Protective effects of apigenin on the brain transcriptome with aging

Abstract

Brain aging is associated with reduced cognitive function that increases the risk for dementia. Apigenin is a bioactive plant compound that inhibits cellular aging processes and could protect against age-related cognitive dysfunction, but its mechanisms of action in the brain have not been comprehensively studied. We characterized brain transcriptome changes in young and old mice treated with apigenin in drinking water. We observed improved learning/memory in old treated mice, and our transcriptome analyses indicated that differentially expressed genes with aging and apigenin were primarily related to immune responses, inflammation, and cytokine regulation. Moreover, we found that genes/transcripts that were increased in old vs. young mice but downregulated with apigenin treatment in old animals were associated with immune activation/inflammation, whereas transcripts that were reduced with aging but increased with apigenin were related neuronal function and signaling. We also found that these transcriptome differences with aging and apigenin treatment were driven in part by glial cells. To follow up on these in vivo transcriptome findings, we studied aged astrocytes in vitro, and we found that apigenin reduced markers of inflammation and cellular senescence in these cells. Collectively, our data suggest that apigenin may protect against age-related cognitive dysfunction by suppressing neuro-inflammatory processes.

Keywords: Astrocytes; Brain aging; Cognitive decline; Neuroinflammation; Transcriptomics.

Figure 1.. Apigenin improves learning/memory in old mice and modulates transcriptomic signatures of inflammation/immune activation.

(A-E) Cognitive-behavioral data on young and old mice treated with apigenin in drinking water for 6 weeks (YA and OA), as well as vehicle-treated young and old controls (YC and OC). (A) Total distance traveled in meters during open field testing; (B) time spent immobile during open field testing; (C) Average movement speed during open field testing; (D) Recognition index in NOR testing; (E) Discrimination ratio in NOR testing; Cognitive-behavioral data are means ± SD; n=8–12/group; * p<0.05 vs. YC, # p<0.05 vs, YA, † p<0.05 vs. AC. (F-I) Brain RNA-seq data on young and old apigenin-treated mice. (F) Volcano plot showing gene expression differences in OC vs. YC (n=4–5/group, red/green points=p<0.01); (G) Top biological processes/pathways related to gene expression differences in OC vs. YC (FDR<0.05; (H) Volcano plot showing gene expression differences in OA vs.

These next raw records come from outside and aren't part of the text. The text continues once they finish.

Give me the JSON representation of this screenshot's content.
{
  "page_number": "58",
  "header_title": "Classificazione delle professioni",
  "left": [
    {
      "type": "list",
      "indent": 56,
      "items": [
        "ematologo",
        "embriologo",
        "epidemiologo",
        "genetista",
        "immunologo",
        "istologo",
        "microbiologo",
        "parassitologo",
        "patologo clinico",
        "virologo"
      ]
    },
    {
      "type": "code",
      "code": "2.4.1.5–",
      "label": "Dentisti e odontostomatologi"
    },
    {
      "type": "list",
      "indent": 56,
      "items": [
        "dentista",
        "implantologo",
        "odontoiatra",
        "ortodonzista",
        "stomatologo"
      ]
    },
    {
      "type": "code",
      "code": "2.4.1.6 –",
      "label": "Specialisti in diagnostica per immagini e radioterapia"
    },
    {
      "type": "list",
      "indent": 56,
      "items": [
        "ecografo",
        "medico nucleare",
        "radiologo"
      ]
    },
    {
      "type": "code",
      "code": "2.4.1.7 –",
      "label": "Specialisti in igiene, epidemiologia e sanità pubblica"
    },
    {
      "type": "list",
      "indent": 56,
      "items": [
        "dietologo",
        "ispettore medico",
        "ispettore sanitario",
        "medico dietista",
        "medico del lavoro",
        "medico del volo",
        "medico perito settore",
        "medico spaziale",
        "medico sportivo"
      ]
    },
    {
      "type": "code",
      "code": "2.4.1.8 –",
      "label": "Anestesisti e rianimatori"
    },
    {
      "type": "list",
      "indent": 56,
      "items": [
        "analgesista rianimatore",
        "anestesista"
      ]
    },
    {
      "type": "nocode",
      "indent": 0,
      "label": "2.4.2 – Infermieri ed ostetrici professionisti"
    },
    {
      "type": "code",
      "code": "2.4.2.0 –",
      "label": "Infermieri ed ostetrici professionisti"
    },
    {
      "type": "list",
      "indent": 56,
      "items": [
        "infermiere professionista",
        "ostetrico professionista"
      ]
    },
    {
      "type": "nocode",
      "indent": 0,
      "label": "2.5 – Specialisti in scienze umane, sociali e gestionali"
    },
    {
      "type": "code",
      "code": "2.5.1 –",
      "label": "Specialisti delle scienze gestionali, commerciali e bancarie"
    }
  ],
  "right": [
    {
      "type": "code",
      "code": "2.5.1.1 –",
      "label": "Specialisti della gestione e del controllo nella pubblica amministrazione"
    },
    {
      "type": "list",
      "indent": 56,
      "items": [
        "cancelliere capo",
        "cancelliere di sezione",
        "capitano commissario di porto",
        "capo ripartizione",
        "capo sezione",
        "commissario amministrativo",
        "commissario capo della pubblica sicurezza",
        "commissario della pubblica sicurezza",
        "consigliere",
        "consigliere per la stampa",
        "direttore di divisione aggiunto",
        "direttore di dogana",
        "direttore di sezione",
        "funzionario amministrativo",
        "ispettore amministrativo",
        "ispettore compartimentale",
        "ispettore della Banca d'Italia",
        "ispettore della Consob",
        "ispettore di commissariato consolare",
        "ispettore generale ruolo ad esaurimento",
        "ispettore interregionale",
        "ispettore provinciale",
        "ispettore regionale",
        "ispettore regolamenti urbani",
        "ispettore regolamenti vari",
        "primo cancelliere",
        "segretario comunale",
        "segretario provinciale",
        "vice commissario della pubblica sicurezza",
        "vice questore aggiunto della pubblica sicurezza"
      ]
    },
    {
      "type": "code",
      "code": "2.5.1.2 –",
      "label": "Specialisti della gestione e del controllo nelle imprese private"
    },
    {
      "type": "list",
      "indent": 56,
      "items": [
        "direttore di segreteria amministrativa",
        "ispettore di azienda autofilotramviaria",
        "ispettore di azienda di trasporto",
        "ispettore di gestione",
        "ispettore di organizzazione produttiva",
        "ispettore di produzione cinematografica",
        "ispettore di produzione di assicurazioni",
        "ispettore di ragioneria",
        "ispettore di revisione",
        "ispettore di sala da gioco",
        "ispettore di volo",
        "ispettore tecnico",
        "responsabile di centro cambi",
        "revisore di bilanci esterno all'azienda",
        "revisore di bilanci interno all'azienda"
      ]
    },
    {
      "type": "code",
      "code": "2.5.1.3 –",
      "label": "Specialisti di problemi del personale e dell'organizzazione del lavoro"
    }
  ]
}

OC (n=4–5/group, red/green points p<0.01); (I) Top significant pathways related to OA vs. OC (FDR<0.05). Pathway terms simplified for presentation; full list provided in supplement.

Figure 2.. Apigenin reverses gene expression signatures related to inflammation and immune activation in the aging mouse brain.

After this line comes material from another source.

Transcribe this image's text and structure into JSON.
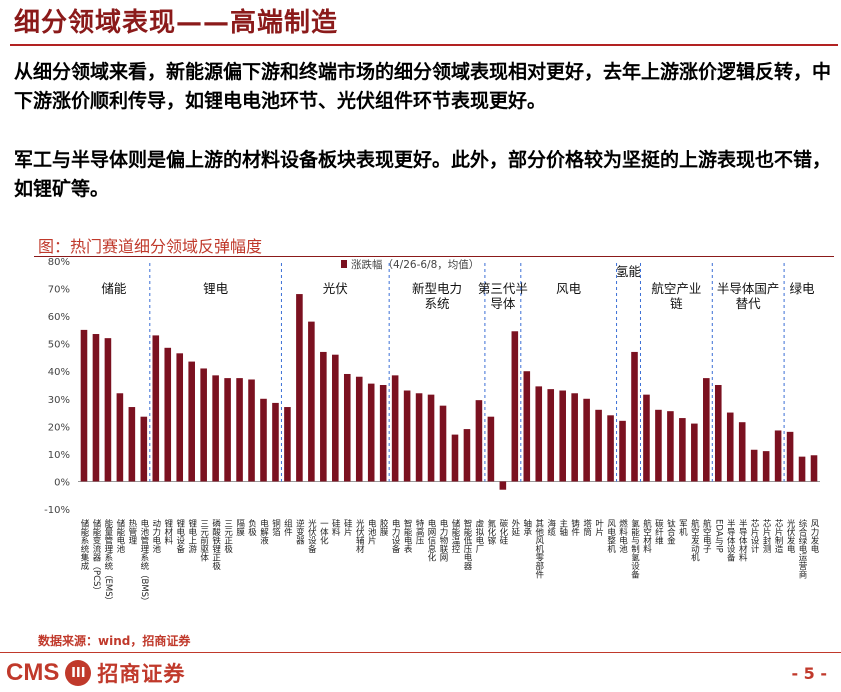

(A) Log2 fold changes of genes with the greatest increase in expression in old control (OC) vs. young control (YC) mice and the same genes in old apigenin-treated mice (OA) vs. OC (top 100 genes shown). (B) Top 20 significant KEGG and Reactome pathways (FDR<0.05) related to the most increased genes/transcripts in OC vs. YC that were also decreased in OA vs. OC. (C) Log2 fold changes of genes with the greatest decrease in expression in OC vs. YC and those same genes in OA vs. OC (top 100 genes shown). (D) biological processes/pathways (FDR<0.05) related to the most decreased genes/transcripts in OC vs. YC that were also increased in OA vs. OC. Pathway terms simplified for presentation, full list provided in supplement.

Figure 3.. Non-neuronal and glial cells contribute strongly to gene expression changes with aging and apigenin treatment.

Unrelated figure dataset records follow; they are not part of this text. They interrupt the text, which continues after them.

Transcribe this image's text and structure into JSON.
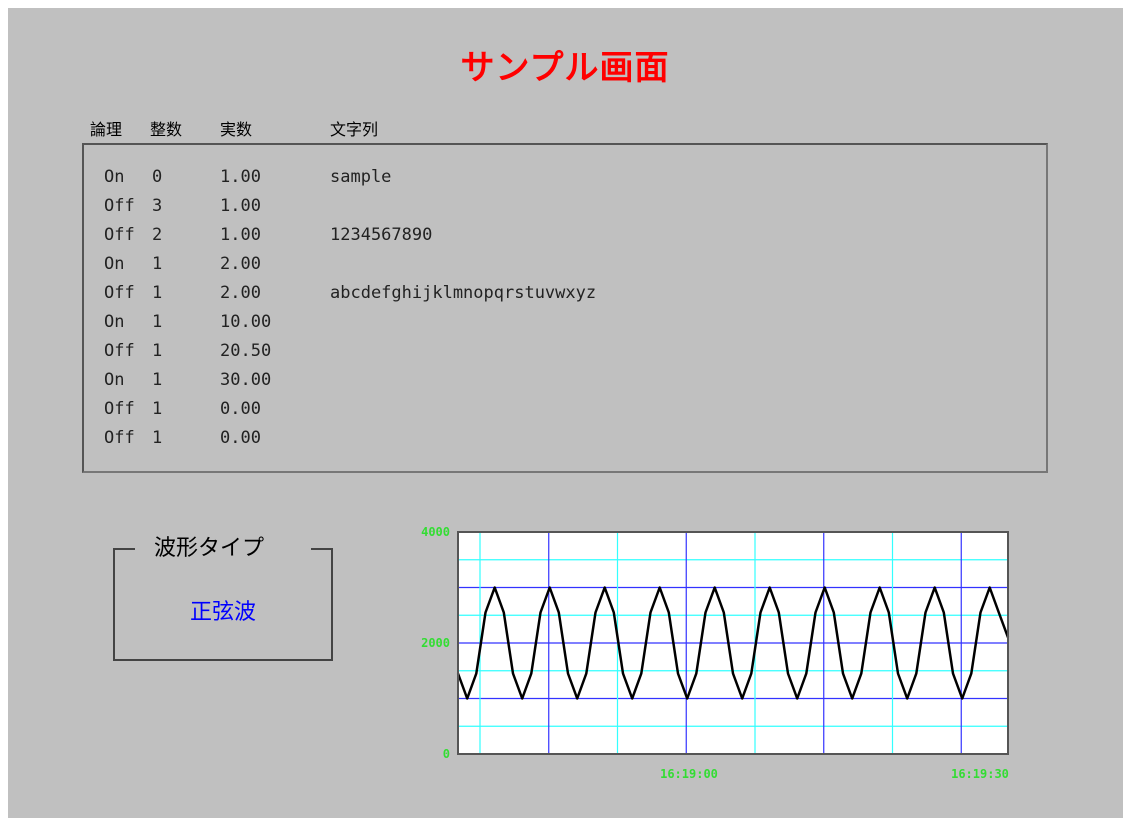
{
  "title": "サンプル画面",
  "columns": {
    "bool": "論理",
    "int": "整数",
    "real": "実数",
    "str": "文字列"
  },
  "rows": [
    {
      "bool": "On",
      "int": "0",
      "real": "1.00",
      "str": "sample"
    },
    {
      "bool": "Off",
      "int": "3",
      "real": "1.00",
      "str": ""
    },
    {
      "bool": "Off",
      "int": "2",
      "real": "1.00",
      "str": "1234567890"
    },
    {
      "bool": "On",
      "int": "1",
      "real": "2.00",
      "str": ""
    },
    {
      "bool": "Off",
      "int": "1",
      "real": "2.00",
      "str": "abcdefghijklmnopqrstuvwxyz"
    },
    {
      "bool": "On",
      "int": "1",
      "real": "10.00",
      "str": ""
    },
    {
      "bool": "Off",
      "int": "1",
      "real": "20.50",
      "str": ""
    },
    {
      "bool": "On",
      "int": "1",
      "real": "30.00",
      "str": ""
    },
    {
      "bool": "Off",
      "int": "1",
      "real": "0.00",
      "str": ""
    },
    {
      "bool": "Off",
      "int": "1",
      "real": "0.00",
      "str": ""
    }
  ],
  "wave_type": {
    "label": "波形タイプ",
    "value": "正弦波"
  },
  "chart_data": {
    "type": "line",
    "ylim": [
      0,
      4000
    ],
    "yticks": [
      "0",
      "2000",
      "4000"
    ],
    "xticks": [
      "16:19:00",
      "16:19:30"
    ],
    "series": [
      {
        "color": "#000000",
        "x": [
          0,
          1,
          2,
          3,
          4,
          5,
          6,
          7,
          8,
          9,
          10,
          11,
          12,
          13,
          14,
          15,
          16,
          17,
          18,
          19,
          20,
          21,
          22,
          23,
          24,
          25,
          26,
          27,
          28,
          29,
          30,
          31,
          32,
          33,
          34,
          35,
          36,
          37,
          38,
          39,
          40,
          41,
          42,
          43,
          44,
          45,
          46,
          47,
          48,
          49,
          50,
          51,
          52,
          53,
          54,
          55,
          56,
          57,
          58,
          59,
          60
        ],
        "y": [
          1450,
          1000,
          1450,
          2550,
          3000,
          2550,
          1450,
          1000,
          1450,
          2550,
          3000,
          2550,
          1450,
          1000,
          1450,
          2550,
          3000,
          2550,
          1450,
          1000,
          1450,
          2550,
          3000,
          2550,
          1450,
          1000,
          1450,
          2550,
          3000,
          2550,
          1450,
          1000,
          1450,
          2550,
          3000,
          2550,
          1450,
          1000,
          1450,
          2550,
          3000,
          2550,
          1450,
          1000,
          1450,
          2550,
          3000,
          2550,
          1450,
          1000,
          1450,
          2550,
          3000,
          2550,
          1450,
          1000,
          1450,
          2550,
          3000,
          2550,
          2100
        ]
      }
    ],
    "plot_bg": "#ffffff",
    "grid_major_color": "#3333ff",
    "grid_minor_color": "#33ffff",
    "axis_label_color": "#33dd33"
  }
}
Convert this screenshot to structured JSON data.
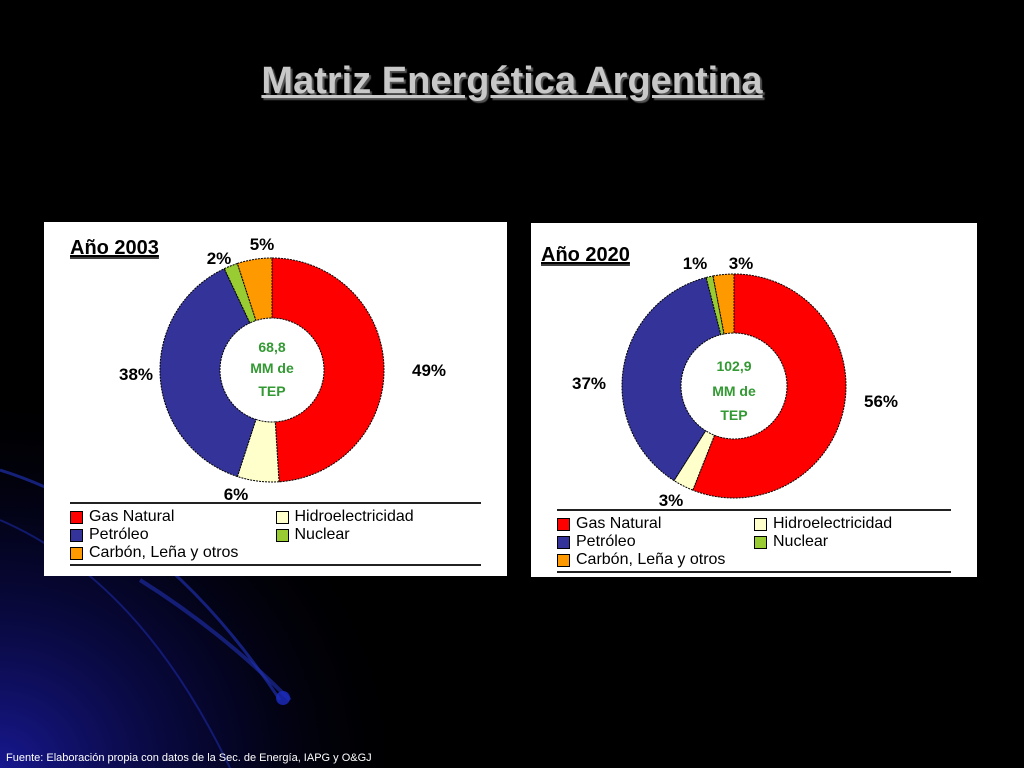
{
  "slide": {
    "title": "Matriz Energética Argentina",
    "footer": "Fuente: Elaboración propia con datos de la Sec. de Energía, IAPG y O&GJ"
  },
  "colors": {
    "gas": "#ff0000",
    "petroleo": "#333399",
    "hidro": "#ffffcc",
    "nuclear": "#99cc33",
    "carbon": "#ff9900",
    "center_text": "#339933"
  },
  "legend": {
    "items": [
      {
        "key": "gas",
        "label": "Gas Natural",
        "color": "#ff0000"
      },
      {
        "key": "hidro",
        "label": "Hidroelectricidad",
        "color": "#ffffcc"
      },
      {
        "key": "petroleo",
        "label": "Petróleo",
        "color": "#333399"
      },
      {
        "key": "nuclear",
        "label": "Nuclear",
        "color": "#99cc33"
      },
      {
        "key": "carbon",
        "label": "Carbón, Leña y otros",
        "color": "#ff9900"
      }
    ]
  },
  "chart_data": [
    {
      "type": "pie",
      "title": "Año 2003",
      "center_text": [
        "68,8",
        "MM de",
        "TEP"
      ],
      "slices": [
        {
          "name": "Gas Natural",
          "value": 49,
          "label": "49%",
          "color": "#ff0000"
        },
        {
          "name": "Hidroelectricidad",
          "value": 6,
          "label": "6%",
          "color": "#ffffcc"
        },
        {
          "name": "Petróleo",
          "value": 38,
          "label": "38%",
          "color": "#333399"
        },
        {
          "name": "Nuclear",
          "value": 2,
          "label": "2%",
          "color": "#99cc33"
        },
        {
          "name": "Carbón, Leña y otros",
          "value": 5,
          "label": "5%",
          "color": "#ff9900"
        }
      ]
    },
    {
      "type": "pie",
      "title": "Año 2020",
      "center_text": [
        "102,9",
        "MM de",
        "TEP"
      ],
      "slices": [
        {
          "name": "Gas Natural",
          "value": 56,
          "label": "56%",
          "color": "#ff0000"
        },
        {
          "name": "Hidroelectricidad",
          "value": 3,
          "label": "3%",
          "color": "#ffffcc"
        },
        {
          "name": "Petróleo",
          "value": 37,
          "label": "37%",
          "color": "#333399"
        },
        {
          "name": "Nuclear",
          "value": 1,
          "label": "1%",
          "color": "#99cc33"
        },
        {
          "name": "Carbón, Leña y otros",
          "value": 3,
          "label": "3%",
          "color": "#ff9900"
        }
      ]
    }
  ]
}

(A) Principal component analyses of the top genes that increased (left) and decreased (right) in expression in old vs. young control mice. (B) Principal component analyses of the top ~150 genes that increased (left) and decreased (right) in old apigenin-treated mice vs. old controls. All data based on deconvolved bulk RNA-seq data from the same mice in Figures 1–2; n=4–5/group.

Figure 4.. Apigenin reduces markers of senescence and inflammation in aging-like primary human astrocytes.

(A) Representative immunoblots for markers of senescence and inflammation [all immunoblots shown in supplement fig. S2]. (B-C) Relative levels of the cellular senescence markers p16 and phosphorylated H2ax in fetal/young and aging-like (replicatively aged) astrocytes treated with or without 25 μM apigenin for 24 h. (D-E) Relative levels of the innate immune activation/inflammatory markers phosphorylated NFκB and interferon gamma (IFNγ) in the same cells. YC=Young control; YA=Young apigenin; AC=Aged control; AA=Aged apigenin. Data are means ± SD, normalized to GAPDH and YC; n=6–9/condition; * p<0.05 vs. YC, # p<0.05 vs, YA, † p<0.05 vs. AC.